Luanda, 06 abr 2026 (Lusa) —  O Serviço de Investigação Criminal (SIC) angolano anunciou hoje que está a investigar a morte de três trabalhadores de uma unidade avícola na província do Bengo, alegadamente por asfixia, e prometeu esclarecer o caso.

O SIC disse ter tomado conhecimento do incidente na Fazenda Filomena, município do Panguila, província do Icolo e Bengo, que resultou na morte de três funcionários – um técnico de manutenção, um operador de empilhadora e um ajudante -, no interior de um depósito subterrâneo de óleo girassol.

Segundo o órgão policial, as vítimas, que colhiam amostras, foram sujeitas a elevada exposição de elementos tóxicos sem proteção e que levaram ao seu desfalecimento e consequente perda de vida.

Diante dos factos e “face à gravidade”, o SIC realizou uma inspeção judicial no local, garantido que prosseguem as diligências investigativas para o esclarecimento do caso, em colaboração com as autoridades locais, refere-se na nota de imprensa.

Os trabalhadores morreram na quarta-feira passada e o seu socorro revelou-se tardio.

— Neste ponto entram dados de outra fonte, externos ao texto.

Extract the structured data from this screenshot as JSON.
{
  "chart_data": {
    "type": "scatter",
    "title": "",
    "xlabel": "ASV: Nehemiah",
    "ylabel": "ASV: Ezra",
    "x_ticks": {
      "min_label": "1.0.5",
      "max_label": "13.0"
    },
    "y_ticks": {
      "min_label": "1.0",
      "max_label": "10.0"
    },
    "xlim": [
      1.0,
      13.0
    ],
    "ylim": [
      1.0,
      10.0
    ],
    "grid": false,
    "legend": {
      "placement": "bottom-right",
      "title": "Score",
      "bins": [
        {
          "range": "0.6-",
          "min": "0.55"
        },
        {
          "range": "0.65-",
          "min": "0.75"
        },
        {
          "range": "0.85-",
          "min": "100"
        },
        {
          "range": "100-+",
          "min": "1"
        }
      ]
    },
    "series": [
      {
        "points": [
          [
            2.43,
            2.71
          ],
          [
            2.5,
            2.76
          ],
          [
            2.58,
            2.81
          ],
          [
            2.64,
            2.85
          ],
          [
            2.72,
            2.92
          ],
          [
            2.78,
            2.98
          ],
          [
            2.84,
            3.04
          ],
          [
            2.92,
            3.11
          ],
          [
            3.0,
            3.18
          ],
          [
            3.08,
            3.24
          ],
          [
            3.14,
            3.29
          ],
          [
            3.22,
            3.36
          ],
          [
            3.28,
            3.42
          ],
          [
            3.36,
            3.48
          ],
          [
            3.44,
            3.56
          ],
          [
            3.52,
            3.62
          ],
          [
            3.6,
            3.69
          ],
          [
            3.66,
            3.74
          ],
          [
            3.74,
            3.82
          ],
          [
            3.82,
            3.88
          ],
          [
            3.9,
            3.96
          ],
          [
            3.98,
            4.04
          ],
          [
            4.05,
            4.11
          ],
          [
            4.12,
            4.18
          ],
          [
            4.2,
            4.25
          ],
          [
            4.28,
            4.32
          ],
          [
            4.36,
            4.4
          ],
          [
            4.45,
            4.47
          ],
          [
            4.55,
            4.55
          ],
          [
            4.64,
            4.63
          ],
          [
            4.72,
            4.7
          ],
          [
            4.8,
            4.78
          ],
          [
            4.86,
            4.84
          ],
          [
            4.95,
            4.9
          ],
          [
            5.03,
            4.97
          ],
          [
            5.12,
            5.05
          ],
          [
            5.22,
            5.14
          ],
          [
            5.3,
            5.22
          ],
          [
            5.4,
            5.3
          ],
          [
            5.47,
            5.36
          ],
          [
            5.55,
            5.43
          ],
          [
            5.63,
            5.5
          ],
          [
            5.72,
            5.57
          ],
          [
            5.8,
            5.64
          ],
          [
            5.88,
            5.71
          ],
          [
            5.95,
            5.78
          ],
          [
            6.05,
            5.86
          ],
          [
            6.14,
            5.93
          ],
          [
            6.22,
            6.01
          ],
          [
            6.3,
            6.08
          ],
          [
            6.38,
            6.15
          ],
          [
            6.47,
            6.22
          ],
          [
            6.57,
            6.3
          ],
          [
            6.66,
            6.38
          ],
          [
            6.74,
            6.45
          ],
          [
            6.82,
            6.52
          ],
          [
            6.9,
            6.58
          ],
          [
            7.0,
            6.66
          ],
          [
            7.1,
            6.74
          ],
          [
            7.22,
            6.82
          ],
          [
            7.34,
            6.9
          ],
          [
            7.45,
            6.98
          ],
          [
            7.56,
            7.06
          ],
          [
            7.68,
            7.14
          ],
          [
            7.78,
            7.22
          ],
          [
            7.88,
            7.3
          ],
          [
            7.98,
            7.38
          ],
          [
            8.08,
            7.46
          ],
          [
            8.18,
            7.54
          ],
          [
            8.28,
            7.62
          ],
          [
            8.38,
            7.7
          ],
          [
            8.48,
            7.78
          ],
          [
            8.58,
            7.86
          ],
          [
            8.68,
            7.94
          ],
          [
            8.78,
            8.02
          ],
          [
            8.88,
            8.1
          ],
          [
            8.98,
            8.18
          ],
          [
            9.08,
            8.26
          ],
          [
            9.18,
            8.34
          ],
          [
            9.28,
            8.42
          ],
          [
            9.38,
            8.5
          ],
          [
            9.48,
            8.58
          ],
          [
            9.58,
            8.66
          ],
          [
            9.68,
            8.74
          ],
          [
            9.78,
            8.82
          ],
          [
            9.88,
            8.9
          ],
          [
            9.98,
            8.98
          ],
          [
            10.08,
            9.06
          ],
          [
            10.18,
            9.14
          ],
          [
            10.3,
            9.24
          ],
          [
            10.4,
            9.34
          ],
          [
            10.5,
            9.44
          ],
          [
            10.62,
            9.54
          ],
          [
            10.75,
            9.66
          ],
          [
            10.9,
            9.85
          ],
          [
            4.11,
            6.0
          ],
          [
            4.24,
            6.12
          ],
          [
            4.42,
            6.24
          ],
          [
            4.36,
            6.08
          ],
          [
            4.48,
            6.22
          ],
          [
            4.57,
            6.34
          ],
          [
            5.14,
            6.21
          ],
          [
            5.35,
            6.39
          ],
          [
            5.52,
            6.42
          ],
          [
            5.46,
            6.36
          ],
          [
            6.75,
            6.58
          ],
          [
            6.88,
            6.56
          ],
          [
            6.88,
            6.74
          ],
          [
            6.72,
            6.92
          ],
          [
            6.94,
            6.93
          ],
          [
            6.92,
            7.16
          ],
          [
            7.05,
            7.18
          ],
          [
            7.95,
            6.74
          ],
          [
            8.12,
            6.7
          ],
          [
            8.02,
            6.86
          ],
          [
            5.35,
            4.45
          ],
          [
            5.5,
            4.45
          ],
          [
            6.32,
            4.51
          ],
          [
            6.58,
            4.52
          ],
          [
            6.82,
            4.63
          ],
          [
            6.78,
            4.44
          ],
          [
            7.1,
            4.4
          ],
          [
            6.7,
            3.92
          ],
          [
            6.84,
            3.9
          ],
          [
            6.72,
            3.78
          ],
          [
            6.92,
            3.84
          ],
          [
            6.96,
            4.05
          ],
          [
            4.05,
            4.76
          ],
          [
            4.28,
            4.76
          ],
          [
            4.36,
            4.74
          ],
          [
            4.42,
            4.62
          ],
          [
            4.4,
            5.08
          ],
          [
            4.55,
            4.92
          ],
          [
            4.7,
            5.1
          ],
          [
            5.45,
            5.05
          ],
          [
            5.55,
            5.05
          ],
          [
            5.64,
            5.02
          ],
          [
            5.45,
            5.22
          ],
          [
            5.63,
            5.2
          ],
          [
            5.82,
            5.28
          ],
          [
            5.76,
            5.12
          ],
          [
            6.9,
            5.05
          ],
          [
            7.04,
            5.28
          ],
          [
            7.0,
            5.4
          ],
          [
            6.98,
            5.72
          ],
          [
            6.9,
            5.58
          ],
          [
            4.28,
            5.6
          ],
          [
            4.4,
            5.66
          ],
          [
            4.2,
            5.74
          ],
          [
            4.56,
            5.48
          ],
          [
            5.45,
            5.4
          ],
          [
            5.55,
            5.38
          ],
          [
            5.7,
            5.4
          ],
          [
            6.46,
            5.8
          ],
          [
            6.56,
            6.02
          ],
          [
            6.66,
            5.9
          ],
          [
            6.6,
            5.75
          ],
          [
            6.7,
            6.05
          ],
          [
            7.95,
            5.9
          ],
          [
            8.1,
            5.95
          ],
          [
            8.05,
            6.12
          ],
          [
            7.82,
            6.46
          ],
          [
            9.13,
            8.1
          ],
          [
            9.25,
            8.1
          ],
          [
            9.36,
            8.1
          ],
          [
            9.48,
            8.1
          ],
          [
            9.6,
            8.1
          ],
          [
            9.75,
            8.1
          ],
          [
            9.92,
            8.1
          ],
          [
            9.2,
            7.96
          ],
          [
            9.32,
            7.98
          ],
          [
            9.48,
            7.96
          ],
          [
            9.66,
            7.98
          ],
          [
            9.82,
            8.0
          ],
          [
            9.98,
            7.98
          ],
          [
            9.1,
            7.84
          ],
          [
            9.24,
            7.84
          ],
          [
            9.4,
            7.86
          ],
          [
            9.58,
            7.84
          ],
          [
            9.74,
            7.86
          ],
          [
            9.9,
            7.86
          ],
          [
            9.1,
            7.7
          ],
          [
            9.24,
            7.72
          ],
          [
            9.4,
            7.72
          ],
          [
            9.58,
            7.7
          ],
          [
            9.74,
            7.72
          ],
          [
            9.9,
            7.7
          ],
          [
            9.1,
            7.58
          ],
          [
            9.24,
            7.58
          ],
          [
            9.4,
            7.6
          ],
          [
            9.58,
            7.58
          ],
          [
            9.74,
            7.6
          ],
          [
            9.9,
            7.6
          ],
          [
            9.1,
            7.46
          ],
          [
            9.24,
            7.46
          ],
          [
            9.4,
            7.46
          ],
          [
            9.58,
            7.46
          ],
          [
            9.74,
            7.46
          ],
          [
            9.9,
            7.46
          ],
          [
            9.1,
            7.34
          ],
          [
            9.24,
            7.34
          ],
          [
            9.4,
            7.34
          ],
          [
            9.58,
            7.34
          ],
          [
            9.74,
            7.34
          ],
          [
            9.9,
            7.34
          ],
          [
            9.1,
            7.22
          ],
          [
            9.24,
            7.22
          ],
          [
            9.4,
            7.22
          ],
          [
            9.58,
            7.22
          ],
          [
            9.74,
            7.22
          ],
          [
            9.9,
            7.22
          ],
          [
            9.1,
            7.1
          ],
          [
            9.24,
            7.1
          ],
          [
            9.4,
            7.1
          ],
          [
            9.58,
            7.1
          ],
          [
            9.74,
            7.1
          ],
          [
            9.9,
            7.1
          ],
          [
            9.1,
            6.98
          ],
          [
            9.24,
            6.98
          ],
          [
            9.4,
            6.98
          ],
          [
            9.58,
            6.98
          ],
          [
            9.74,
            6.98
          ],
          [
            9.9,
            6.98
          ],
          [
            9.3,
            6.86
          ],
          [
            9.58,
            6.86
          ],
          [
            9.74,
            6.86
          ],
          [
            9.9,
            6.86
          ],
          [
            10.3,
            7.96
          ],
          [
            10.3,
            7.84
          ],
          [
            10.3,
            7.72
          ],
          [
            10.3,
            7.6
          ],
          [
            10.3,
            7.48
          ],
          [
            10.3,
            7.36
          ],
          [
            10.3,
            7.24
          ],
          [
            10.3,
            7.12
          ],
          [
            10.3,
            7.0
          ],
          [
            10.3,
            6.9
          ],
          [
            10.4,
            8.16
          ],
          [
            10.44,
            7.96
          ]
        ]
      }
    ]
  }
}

As vítimas deram entrada já sem sinais vitais no Hospital Geral do Bengo, Reverendo Miguel Pereira Inglês, para onde foram transportadas pelo Instituto Nacional de Emergências Médicas de Angola (INEMA).

Segundo o diretor clínico do hospital, Milton Reis, citado pela rádio pública angolana, outros dois trabalhadores que tentaram socorrer os colegas acabaram também por necessitar de assistência médica, após exposição ao mesmo ambiente.

Um dos sobreviventes relatou que, ao ouvir pedidos de ajuda, entrou no túnel, mas começou rapidamente a perder a respiração e quando conseguiram resgatar os colegas já estavam mortos.

A Fazenda Filomena é uma das principais unidades agroindustriais do país, localizada no Panguila, dedicando-se à avicultura e produção de ovos, com capacidade estimada de cerca de um milhão de unidades por dia, além da produção de ração animal e fertilizantes orgânicos.

Até ao momento, a direção da empresa não prestou esclarecimentos. A Lusa contactou a Inspeção Geral do Trabalho, mas não obteve respostas.